ASA S. BUSHNELL CUP HISTORY
Presented annually since 1970, the Asa S. Bushnell Cup honors its namesake, a 1921 Princeton alumnus and the commissioner of the Eastern College Athletic Conference from 1938 to 1970. The Bushnell Cup is presented by the Eastern Association of Intercollegiate Football Officials and is awarded by a vote of the Ivy League’s eight head football coaches to the players who display outstanding qualities of leadership, competitive spirit, contribution to the team, and accomplishments on the field.
Beginning with the 2010 season, the Bushnell Cup is presented as a part of the festivities surrounding the NFF Annual Awards Dinner in New York City.
All-Time Recipient List
1970 – Jim Chasey, QB, Dartmouth & Ed Marinaro, RB, Cornell
1971 – Ed Marinaro, RB, Cornell
1972 – Dick Jauron, RB, Yale
1973 – Jim Stoeckel, QB, Harvard
1974 – Walt Snickenberger, RB, Princeton
1975 – Doug Jackson, RB, Columbia
1976 – John Pagliaro, RB, Yale
1977 – John Pagliaro, RB, Yale
1978 – Buddy Teevens, QB, Dartmouth
1979 – Tim Tumpane, LB, Yale
1980 – Kevin Czinger, MG, Yale
1981 – Rich Diana, RB, Yale
1982 – John Witkowski, QB, Columbia
1983 – Derrick Harmon, RB, Cornell
1984 – Tim Chambers, DB, Penn
1985 – Tom Gilmore, DT, Penn
1986 – Rich Comizio, RB, Penn
1987 – Kelly Ryan, QB, Yale
1988 – Jason Garrett, QB, Princeton
1989 – Judd Garrett, RB, Princeton
1990 – Shon Page, RB, Dartmouth
1991 – Al Rosier, RB, Dartmouth
1992 – Jay Fiedler, QB, Dartmouth
1993 – Keith Elias, RB, Princeton
1994 – Pat Goodwillie, LB, Penn
1995 – Dave Patterson, LB, Princeton
1996 – Chad Levitt, RB, Cornell
1997 – Sean Morey, WR, Brown
1998 – Jim Finn, RB, Penn
1999 – James Perry, QB, Brown
2000 – Gavin Hoffman, QB, Penn
2001 – Carl Morris, WR, Harvard
2002 – Carl Morris, WR, Harvard
2003 – Mike Mitchell, QB, Penn
2004 – Ryan Fitzpatrick, QB, Harvard
2005 – Nick Hartigan, RB, Brown
2006 – Jeff Terrell, QB, Princeton
2007 – Mike McLeod, RB, Yale
2008 – Chris Pizzotti, QB, Harvard
2009 – Buddy Farnham, WR, Brown & Jake Lewko, LB, Penn
2010 – Gino Gordon, RB, Harvard & Nick Schwieger, RB, Dartmouth
2011 – Jeff Mathews, QB, Cornell (Offensive Player of the Year)

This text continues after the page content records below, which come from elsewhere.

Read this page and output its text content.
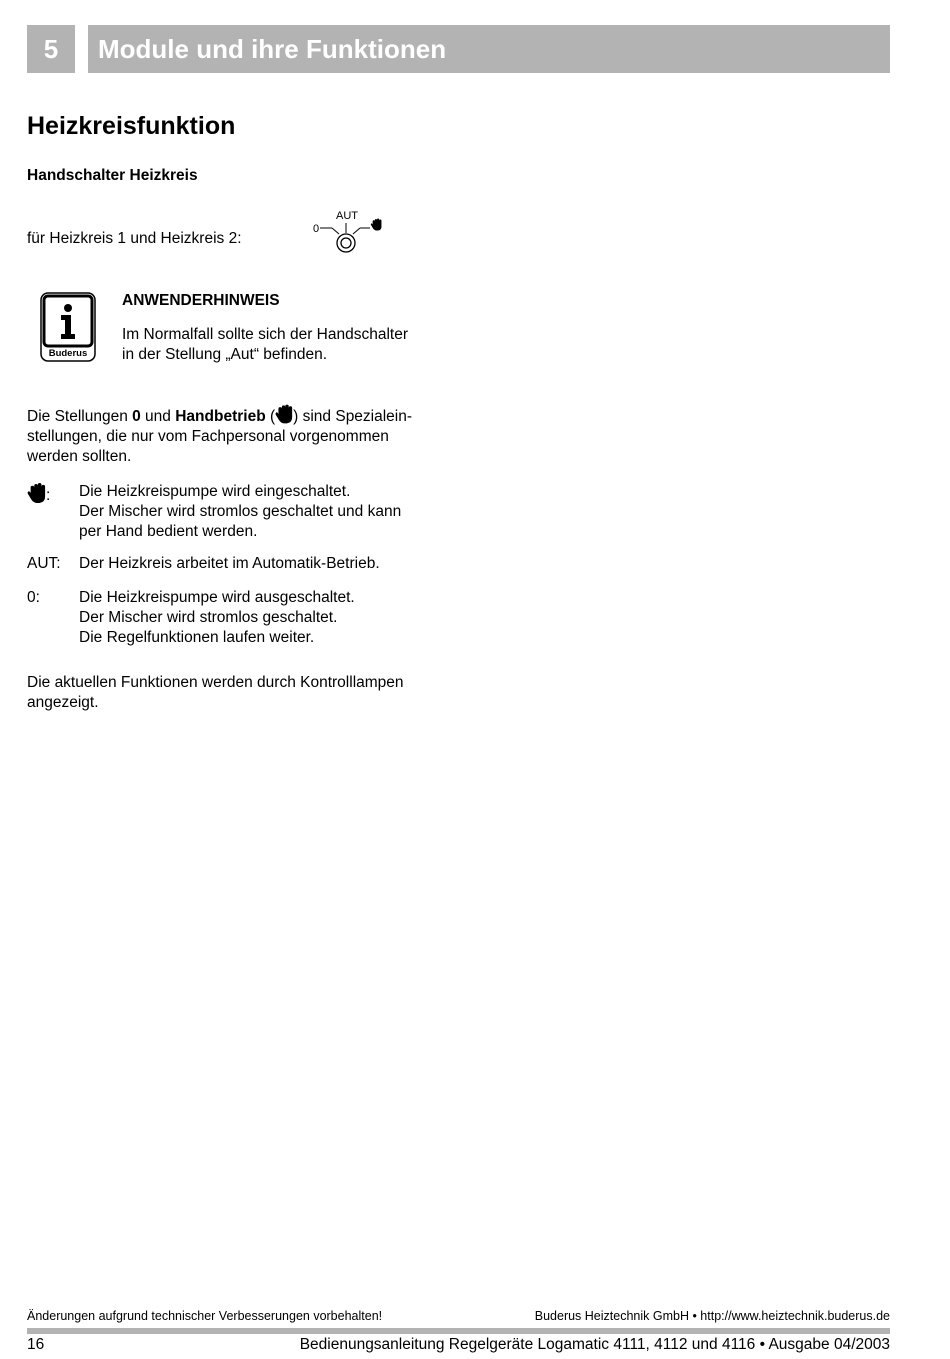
5	Module und ihre Funktionen
Heizkreisfunktion
Handschalter Heizkreis
für Heizkreis 1 und Heizkreis 2:
AUT
0
Buderus
ANWENDERHINWEIS
Im Normalfall sollte sich der Handschalter
in der Stellung „Aut“ befinden.
Die Stellungen 0 und Handbetrieb ( ) sind Spezialein-
stellungen, die nur vom Fachpersonal vorgenommen
werden sollten.
:	Die Heizkreispumpe wird eingeschaltet.
Der Mischer wird stromlos geschaltet und kann
per Hand bedient werden.
AUT:	Der Heizkreis arbeitet im Automatik-Betrieb.
0:	Die Heizkreispumpe wird ausgeschaltet.
Der Mischer wird stromlos geschaltet.
Die Regelfunktionen laufen weiter.
Die aktuellen Funktionen werden durch Kontrolllampen
angezeigt.
Änderungen aufgrund technischer Verbesserungen vorbehalten!	Buderus Heiztechnik GmbH • http://www.heiztechnik.buderus.de
16	Bedienungsanleitung Regelgeräte Logamatic 4111, 4112 und 4116 • Ausgabe 04/2003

Josue Ortiz, DT, Harvard (Defensive Player of the Year)
Six Bushnell Cup recipients have been named NFF National Scholar-Athletes: Dick Jauron (Yale, 1972), Kevin Czinger (Yale, 1980), Richard Diana (Yale, 1981), Tom Gilmore (Penn, 1985), Keith Elias (Princeton, 1993) and Nick Hartigan (Brown, 2005). Ed Marinaro (Cornell) is the only past recipient inducted into the College Football Hall of Fame. Jauron has been on the ballot for induction for the past several years.
Yale senior quarterback Patrick Witt is a 2011 NFF Scholar-Athlete and one of the 16 recipients vying to be the 22nd recipient of the William V. Campbell Trophy, which recognizes an individual as the absolute best scholar-athlete in the nation. The trophy is named in honor of Bill Campbell, the chairman of Intuit, former player and head coach at Columbia. The 2011 Campbell Trophy will be presented on Tuesday, Dec. 6 as a part of the NFF Annual Awards Dinner.

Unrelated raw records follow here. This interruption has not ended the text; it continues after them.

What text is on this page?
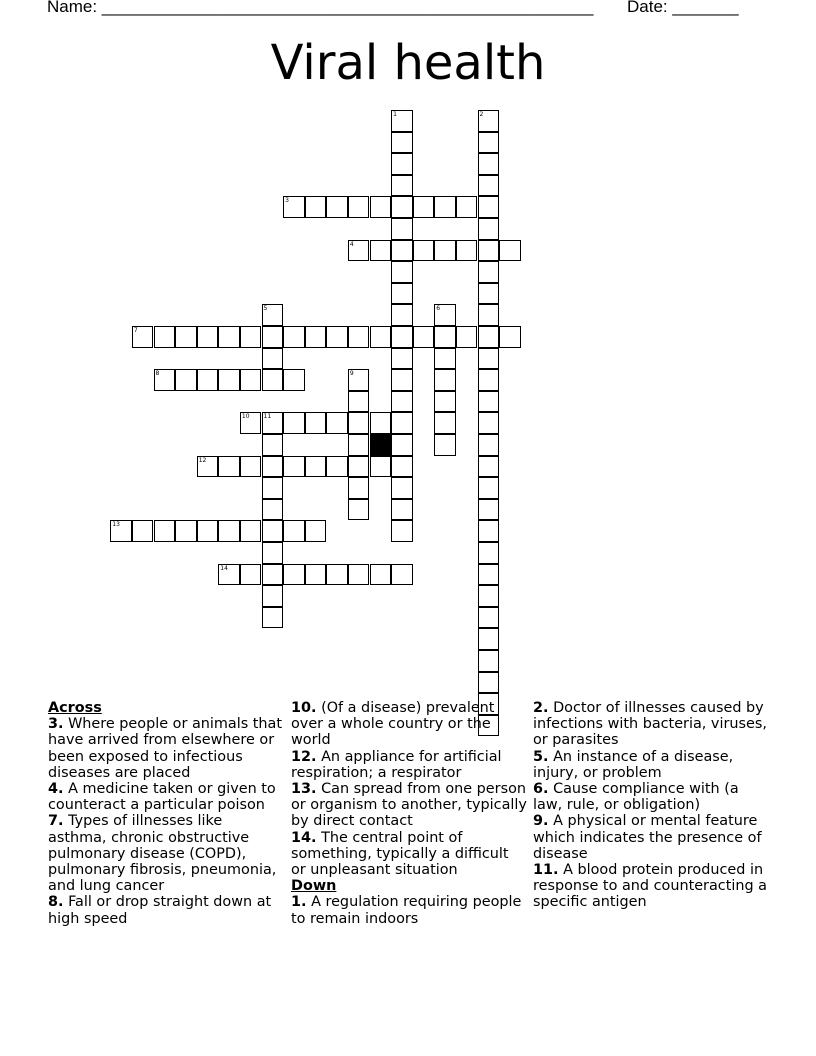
Name: ____________________________________________________ Date: _______
Viral health
1	2
3
4
5	6
7
8	9
10 11
12
13
14
Across

3. Where people or animals that have arrived from elsewhere or been exposed to infectious diseases are placed

4. A medicine taken or given to counteract a particular poison

7. Types of illnesses like asthma, chronic obstructive pulmonary disease (COPD), pulmonary fibrosis, pneumonia, and lung cancer

8. Fall or drop straight down at high speed

10. (Of a disease) prevalent over a whole country or the world

12. An appliance for artificial respiration; a respirator

13. Can spread from one person or organism to another, typically by direct contact

14. The central point of something, typically a difficult or unpleasant situation

Down

1. A regulation requiring people to remain indoors

2. Doctor of illnesses caused by infections with bacteria, viruses, or parasites

5. An instance of a disease, injury, or problem

6. Cause compliance with (a law, rule, or obligation)

9. A physical or mental feature which indicates the presence of disease

11. A blood protein produced in response to and counteracting a specific antigen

Several past Asa S. Bushnell Cup recipients currently hold impressive coaching positions, including: Dallas Cowboys head coach Jason Garrett, Dallas Cowboys Director of Pro Scouting Judd Garrett, Holy Cross head coach Tom Gilmore, Cleveland Browns defensive coordinator Dick Jauron, Princeton offensive coordinator James Perry and Dartmouth head coach Buddy Teevens.